ふたり暮らし。溝掃除で整う。
掃除機のない家
わが家には掃除機がない。同棲を始める直前に夫が持っていた掃除機が壊れ、一緒に暮らし始めたらふたりで新しいのを買いに行こう、なんて言っているうちに約20年もそのまま来てしまった。
お恥ずかしながら、昔はきったない部屋に住んでいても全然平気だったのであまり必要性を感じていなかった。今はキレイ好きになったが、そうするとますます必要性を感じなくなった。毎日雑巾掛けをしていると掃除機の出番がないからだ。
今の家もその前の家も引き戸で区切るタイプの1LDKなので、床には引き戸用の溝がある。ちょっと変態チックだが、この溝の掃除が私は大好きで、以前、床に這いつくばって無心で溝掃除をしている姿を見た夫が「…ハンディクリーナー買ってこようか?」とちょっと引いて訊いてきた。なんで?楽しんでやっているのに!と言うと、「なんか惨めに見えたから…」と言われてしまった。
夫は知らないのだ。私が普段、床に這いつくばって夫のデスク下を拭いていることを。デスク下どころか、家中の端っこや隅っこは手で拭かないと掃除が行き届かないので、ワイパーに雑巾をつけてザーッと全体を拭いたあとは手拭きしている。夫が言うには、この便利な世の中で、床に這いつくばって掃除をしている姿が惨めにしか見えないのだそうだ。
(ひどい。)
わかってないな、夫は。自分の手で掃除をすることの良さを。気持ちいいのに。とはいえ、惨め扱いされるのも気分が悪いので、以来私は夫のいる日はあまり掃除をしないようになった。
溝掃除はあえてたまにだけ
基本的に夫が仕事で家にいない日は毎日掃除をしているのだが、溝掃除は2週間に1回程度に留めている。詰まったホコリを掻き出すのが快感だからだ。
昨日がその日で、ようやく暖かくなってきたので窓を開け放ち、いつも通り床掃除をしたあとで歯ブラシ片手に溝と対峙した。歯ブラシで溝のゴミを一列ずつ掻き出していく。今の家の溝はけっこう深めなので、掻き出す感覚がはっきりわかって楽しい。こんなせまい溝でも、ホコリというのは気にせず入っていくようだ。「どうせ入るんならもっと広いところのほうがいい」とか思わないのだろうか。
カシュカシュカシュカシュカシュカシュカシュカシュ…
無心でホコリを掻き出していく。出てきたゴミはコロコロや濡れティッシュでそのつど回収し、一番はじまでたどり着いたら、爪楊枝でちょっと勢いをつけて掘り出し、小さく切ったコロコロテープですかさず受け止める。

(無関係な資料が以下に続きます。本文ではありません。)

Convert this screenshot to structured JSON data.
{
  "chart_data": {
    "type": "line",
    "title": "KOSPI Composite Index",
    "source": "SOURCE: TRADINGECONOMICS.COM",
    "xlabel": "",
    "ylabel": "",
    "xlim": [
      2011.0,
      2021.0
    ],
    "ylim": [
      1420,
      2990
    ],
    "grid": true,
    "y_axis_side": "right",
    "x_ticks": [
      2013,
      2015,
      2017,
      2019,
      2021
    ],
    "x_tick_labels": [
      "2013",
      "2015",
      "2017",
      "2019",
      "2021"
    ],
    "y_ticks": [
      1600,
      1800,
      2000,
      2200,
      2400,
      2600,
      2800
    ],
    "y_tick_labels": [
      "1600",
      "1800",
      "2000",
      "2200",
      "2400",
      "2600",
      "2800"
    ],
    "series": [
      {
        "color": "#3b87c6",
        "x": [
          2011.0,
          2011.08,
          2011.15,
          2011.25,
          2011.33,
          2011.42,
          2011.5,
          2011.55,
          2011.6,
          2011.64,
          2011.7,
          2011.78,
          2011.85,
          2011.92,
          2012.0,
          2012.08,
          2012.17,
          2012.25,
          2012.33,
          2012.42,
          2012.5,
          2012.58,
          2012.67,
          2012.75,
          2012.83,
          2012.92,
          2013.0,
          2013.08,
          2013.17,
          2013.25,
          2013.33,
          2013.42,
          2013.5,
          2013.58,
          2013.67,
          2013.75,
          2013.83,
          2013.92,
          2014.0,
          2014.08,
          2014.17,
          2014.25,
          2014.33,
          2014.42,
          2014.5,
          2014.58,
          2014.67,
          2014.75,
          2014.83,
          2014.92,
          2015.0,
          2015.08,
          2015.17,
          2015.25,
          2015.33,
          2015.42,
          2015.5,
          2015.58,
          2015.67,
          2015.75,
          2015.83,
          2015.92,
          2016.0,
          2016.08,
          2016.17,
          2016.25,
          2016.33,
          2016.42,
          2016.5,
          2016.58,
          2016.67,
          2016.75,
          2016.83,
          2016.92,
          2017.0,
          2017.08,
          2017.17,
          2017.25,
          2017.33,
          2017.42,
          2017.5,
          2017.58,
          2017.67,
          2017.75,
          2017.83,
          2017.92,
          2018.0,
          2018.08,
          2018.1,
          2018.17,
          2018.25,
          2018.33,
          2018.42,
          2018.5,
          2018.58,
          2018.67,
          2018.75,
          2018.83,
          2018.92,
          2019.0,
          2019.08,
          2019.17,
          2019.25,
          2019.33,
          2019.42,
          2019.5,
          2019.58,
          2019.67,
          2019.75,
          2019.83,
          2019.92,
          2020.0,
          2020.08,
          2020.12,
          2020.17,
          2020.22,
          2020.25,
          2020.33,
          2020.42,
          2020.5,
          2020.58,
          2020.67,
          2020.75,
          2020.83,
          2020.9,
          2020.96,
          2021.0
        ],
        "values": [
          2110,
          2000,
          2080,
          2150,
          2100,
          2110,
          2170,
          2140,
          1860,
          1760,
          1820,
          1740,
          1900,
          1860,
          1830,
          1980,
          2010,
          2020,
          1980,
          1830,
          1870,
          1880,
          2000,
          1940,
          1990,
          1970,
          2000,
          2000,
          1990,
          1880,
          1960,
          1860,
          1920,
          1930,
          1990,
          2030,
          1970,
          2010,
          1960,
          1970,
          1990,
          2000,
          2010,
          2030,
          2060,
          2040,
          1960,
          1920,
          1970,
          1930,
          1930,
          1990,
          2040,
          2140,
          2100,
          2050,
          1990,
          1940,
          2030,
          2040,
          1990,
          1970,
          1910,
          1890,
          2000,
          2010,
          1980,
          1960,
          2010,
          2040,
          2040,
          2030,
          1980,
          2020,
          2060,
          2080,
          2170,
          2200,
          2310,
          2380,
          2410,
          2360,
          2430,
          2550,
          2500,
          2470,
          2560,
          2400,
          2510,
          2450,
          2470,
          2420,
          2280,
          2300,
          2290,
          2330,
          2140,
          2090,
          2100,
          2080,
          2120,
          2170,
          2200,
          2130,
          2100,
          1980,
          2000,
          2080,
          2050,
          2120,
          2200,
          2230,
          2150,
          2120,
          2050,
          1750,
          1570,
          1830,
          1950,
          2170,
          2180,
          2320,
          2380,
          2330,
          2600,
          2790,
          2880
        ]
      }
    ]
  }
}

簡単そうに見えてけっこう難しいのだ。それでもどうしても溝に残ってしまう時は、コロコロテープを爪楊枝で隙間に押し込み、回収する。
我に返ることも
掃除中、「何やってんだろうな、自分。」と我に返ることもある。
掃除機なら一瞬で終わる作業を、わざわざ時間をかけて腰や肘を痛めながらやるなんて、そんな時間あるならサッサと英語の勉強でも始めれば?と自分でも思う。
でもこの時間がなんか妙に好きなのだ。というか、たぶん人類はみんな好きなんじゃないだろうか、溝のゴミ掘り。忙しかったりほかに優先してやることが多いからわざわざやらないだけで、ゴミの詰まった溝と歯ブラシを差し出されて、「ほかの家事はやっとくから、君は今から好きなだけコレを掘ってていいよ」と言われたら喜んでやると思う。
「サウナで整う」とはよく聞くが、溝掃除で私は整う。一種の瞑想のようなものかもしれない。溝掃除を終えると溝の中と同じくらい私自身もスッキリするし、その後の家事もいつもよりはかどるので、一石二鳥以上の効果がある。
家に溝のある方はぜひ試してみてほしい。